By Jack King
The city of Clovis solicited comments from city residents and outside agencies for its infrastructure capital improvements plan for the first time this year at the urging of City Commissioner Catherine Haynes.
The plan is a list of projects — usually city equipment, street or public works improvements — for which the city plans to solicit grants and legislative funds. The projects are distributed over five years, but the plan is updated every year, said City Manager Raymond Mondragon.
Mondragon said in the past the needs have been defined by city department heads, but this year Haynes pressed for a public hearing and an invitation to agencies outside the city government to present their needs.
Haynes noted that only three members of the public attended the Aug. 5 meeting although it was advertised.
“The idea is a planning process for the citizens. I don’t think most people have any idea what the city’s infrastructure plans are. At least we had a public hearing and gave people a chance to make comments on the plan,” she said.
Assistant City Manager Joe Thomas said it’s common for cities to hold public meetings on their capital improvements plans.

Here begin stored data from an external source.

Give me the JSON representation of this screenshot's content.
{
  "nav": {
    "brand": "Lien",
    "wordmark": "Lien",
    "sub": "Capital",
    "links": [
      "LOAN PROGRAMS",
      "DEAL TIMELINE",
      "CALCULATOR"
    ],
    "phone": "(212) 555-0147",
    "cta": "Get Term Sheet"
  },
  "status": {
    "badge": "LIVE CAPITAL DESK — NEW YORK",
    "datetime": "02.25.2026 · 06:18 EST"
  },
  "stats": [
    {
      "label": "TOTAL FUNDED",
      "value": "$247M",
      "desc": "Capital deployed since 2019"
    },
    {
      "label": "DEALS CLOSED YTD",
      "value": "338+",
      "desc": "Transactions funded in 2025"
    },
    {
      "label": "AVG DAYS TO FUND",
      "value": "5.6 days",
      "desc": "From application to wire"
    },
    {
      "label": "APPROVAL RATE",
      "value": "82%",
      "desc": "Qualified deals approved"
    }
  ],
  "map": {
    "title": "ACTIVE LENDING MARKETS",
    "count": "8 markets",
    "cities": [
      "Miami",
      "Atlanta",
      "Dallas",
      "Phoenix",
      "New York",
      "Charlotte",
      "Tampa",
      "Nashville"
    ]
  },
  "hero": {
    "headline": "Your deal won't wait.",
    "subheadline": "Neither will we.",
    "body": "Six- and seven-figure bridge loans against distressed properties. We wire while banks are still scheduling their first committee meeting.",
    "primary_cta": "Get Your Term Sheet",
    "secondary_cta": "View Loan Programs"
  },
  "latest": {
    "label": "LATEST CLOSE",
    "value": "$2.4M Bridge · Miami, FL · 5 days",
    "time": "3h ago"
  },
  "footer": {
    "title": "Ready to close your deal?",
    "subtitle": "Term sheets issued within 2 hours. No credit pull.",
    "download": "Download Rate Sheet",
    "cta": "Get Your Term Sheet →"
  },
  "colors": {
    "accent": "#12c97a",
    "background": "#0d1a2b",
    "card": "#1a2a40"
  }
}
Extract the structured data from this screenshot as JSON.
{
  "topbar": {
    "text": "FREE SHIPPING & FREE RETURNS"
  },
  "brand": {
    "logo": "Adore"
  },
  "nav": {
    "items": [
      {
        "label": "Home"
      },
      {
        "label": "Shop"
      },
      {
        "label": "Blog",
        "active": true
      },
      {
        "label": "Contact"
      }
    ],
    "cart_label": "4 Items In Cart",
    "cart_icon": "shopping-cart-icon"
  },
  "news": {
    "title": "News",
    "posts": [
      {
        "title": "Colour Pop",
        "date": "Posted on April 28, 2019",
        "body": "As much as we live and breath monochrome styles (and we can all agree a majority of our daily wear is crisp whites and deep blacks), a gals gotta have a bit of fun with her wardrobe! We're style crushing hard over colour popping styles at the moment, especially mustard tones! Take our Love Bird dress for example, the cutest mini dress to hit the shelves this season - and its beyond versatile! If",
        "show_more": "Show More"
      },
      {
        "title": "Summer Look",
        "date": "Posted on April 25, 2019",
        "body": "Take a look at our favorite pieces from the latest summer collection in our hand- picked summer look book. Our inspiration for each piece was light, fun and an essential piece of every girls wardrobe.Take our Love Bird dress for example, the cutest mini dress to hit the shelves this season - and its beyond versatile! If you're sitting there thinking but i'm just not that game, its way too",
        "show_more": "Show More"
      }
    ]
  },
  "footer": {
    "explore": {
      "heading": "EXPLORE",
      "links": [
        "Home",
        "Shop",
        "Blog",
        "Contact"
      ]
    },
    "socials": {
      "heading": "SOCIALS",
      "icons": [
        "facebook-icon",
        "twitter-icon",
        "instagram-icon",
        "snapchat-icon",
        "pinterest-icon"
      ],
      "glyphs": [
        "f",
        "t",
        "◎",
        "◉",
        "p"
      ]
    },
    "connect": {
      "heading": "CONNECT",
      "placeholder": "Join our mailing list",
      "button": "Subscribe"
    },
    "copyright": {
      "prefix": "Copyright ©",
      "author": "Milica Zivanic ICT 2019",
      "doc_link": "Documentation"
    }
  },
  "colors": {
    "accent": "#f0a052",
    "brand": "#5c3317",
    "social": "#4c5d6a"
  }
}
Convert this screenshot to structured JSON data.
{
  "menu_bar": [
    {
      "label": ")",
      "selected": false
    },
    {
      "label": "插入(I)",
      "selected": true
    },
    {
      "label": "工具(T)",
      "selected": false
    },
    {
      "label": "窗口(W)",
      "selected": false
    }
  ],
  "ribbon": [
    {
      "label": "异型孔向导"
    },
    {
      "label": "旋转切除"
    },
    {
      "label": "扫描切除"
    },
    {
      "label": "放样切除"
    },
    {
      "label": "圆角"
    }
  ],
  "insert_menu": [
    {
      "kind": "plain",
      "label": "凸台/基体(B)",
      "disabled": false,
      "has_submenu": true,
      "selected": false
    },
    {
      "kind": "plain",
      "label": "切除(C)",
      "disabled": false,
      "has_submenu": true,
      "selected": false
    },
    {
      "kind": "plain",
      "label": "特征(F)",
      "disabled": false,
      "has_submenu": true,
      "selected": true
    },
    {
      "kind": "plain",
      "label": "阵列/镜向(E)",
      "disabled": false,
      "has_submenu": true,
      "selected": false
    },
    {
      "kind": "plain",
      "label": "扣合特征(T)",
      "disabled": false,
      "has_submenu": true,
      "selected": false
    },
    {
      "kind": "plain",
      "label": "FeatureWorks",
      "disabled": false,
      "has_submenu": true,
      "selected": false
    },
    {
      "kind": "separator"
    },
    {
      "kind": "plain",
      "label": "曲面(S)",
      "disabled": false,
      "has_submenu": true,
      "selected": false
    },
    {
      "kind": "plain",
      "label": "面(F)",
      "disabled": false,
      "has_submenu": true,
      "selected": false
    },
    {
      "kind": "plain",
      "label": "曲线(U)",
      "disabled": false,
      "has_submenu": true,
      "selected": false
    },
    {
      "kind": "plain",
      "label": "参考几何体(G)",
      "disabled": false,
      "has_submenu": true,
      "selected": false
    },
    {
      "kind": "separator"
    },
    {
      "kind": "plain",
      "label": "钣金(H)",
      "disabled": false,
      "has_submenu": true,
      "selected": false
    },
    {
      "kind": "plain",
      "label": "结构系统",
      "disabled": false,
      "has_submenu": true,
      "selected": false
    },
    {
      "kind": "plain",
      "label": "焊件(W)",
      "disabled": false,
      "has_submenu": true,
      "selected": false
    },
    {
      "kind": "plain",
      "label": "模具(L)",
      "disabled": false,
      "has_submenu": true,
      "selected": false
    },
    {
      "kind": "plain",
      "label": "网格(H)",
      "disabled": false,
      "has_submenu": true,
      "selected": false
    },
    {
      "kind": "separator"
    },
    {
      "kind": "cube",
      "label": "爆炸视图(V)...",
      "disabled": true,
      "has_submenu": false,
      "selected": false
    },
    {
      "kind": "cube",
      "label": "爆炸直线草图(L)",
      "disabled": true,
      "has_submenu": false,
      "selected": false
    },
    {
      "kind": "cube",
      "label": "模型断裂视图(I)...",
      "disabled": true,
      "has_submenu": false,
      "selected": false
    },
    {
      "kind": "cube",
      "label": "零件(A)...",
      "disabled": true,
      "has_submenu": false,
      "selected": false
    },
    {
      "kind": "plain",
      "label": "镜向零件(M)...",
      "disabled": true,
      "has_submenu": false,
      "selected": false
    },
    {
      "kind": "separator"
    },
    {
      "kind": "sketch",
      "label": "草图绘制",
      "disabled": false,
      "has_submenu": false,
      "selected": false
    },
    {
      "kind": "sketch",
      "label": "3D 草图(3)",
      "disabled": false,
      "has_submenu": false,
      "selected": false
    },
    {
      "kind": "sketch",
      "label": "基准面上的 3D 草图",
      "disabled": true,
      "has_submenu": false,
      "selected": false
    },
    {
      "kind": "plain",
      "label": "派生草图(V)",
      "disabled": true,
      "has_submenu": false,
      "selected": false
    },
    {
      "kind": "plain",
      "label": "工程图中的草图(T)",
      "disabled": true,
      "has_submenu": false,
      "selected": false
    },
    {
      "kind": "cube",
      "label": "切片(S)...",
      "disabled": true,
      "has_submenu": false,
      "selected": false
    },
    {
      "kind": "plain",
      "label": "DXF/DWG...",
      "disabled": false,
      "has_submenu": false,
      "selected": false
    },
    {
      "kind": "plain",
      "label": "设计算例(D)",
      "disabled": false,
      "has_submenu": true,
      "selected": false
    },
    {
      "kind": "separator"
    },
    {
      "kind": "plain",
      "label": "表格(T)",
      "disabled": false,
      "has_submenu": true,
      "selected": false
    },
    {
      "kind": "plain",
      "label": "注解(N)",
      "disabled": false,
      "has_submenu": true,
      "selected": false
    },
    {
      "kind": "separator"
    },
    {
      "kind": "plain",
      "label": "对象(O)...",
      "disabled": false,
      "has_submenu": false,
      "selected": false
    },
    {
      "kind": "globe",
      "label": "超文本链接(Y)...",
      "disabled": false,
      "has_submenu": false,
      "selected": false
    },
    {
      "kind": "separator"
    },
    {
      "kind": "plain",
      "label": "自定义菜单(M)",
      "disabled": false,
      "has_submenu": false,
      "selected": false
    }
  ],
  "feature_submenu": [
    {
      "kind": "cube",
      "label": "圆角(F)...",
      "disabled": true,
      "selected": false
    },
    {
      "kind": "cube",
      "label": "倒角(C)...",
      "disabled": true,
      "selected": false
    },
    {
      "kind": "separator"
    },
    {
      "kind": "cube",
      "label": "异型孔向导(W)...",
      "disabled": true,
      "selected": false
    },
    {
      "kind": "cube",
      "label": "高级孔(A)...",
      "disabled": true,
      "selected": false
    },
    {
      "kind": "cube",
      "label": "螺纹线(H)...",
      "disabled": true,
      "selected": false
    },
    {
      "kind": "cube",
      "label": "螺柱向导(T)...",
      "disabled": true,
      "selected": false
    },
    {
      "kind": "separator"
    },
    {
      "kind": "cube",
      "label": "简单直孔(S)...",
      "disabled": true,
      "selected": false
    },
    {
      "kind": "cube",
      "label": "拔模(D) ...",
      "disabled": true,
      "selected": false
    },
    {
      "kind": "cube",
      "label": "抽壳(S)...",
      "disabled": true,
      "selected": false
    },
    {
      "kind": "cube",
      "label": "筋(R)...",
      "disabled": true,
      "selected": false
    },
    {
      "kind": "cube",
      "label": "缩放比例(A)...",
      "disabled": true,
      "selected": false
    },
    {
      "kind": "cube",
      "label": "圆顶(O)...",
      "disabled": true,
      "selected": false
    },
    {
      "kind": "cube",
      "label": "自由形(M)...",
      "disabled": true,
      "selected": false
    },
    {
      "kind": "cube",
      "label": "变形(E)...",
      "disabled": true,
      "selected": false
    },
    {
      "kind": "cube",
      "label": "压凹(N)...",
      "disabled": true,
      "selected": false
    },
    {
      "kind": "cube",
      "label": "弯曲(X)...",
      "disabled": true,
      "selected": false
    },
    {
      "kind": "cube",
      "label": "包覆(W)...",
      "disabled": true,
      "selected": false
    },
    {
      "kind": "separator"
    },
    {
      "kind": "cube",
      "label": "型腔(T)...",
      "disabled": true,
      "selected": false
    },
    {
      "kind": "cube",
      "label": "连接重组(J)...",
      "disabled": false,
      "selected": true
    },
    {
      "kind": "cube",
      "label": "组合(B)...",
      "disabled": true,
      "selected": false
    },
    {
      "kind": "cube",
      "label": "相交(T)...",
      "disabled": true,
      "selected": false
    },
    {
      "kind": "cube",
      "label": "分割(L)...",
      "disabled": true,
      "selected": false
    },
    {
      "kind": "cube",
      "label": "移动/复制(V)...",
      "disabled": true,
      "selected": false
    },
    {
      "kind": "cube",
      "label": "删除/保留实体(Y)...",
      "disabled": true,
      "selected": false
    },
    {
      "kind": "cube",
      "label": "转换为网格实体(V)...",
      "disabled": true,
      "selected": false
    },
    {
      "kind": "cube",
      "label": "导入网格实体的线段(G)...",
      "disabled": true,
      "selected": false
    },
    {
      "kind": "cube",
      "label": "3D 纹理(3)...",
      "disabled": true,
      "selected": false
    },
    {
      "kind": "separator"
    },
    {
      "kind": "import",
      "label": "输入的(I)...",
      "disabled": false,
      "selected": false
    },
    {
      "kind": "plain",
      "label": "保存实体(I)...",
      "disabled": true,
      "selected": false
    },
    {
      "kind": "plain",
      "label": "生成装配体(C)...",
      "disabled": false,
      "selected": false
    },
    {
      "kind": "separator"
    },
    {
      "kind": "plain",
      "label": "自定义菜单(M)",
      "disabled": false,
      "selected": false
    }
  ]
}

City Clerk Claire Burroughes said as a result of opening the process to outside agencies, the city received funding requests from the Clovis/Curry County Chamber of Commerce, the Clovis Downtown Revitalization Program and the Life Saver Food Bank, as well as from city departments.
Burroughes said the Chamber of Commerce requested $1.4 million in 2004 for an overpass over State Road 464, and $1.39 million for the same project in 2005. The chamber also requested $275,000 in 2008 for the city’s industrial park. The Clovis Industrial Development Corporation will meet with the city’s industrial park board at 8:30 a.m. Thursday to discuss taking over management and promotion of the park under a contract with the city.
Life Saver Food bank requested $240,000 in 2007 for an expansion of its food bank, she said.
The Clovis Downtown Revitalization Program requested $1.4 million over five years beginning in 2004 to develop a railroad historic district in the downtown area. It requested $950,000, over five years beginning 2004 to develop a farmers’ market in the downtown area and $850,000, beginning in 2004 to provide landscaping, sidewalk improvements, new lighting and other upgrades to create a “streetscape” in the downtown area, she said.
The City Commission approved a five-year plan for 2004-2008 on July 1 totaling $44.1 million. Among the projects listed in that plan are:
— Clovis Area Transit System (CATS) building, $1.2 million;
— city drainage improvements, $2 million;
— Ute Water Pipeline, $2 million;
— improvements to Martin Luther King Blvd. from Riate to Llano streets, $1 million.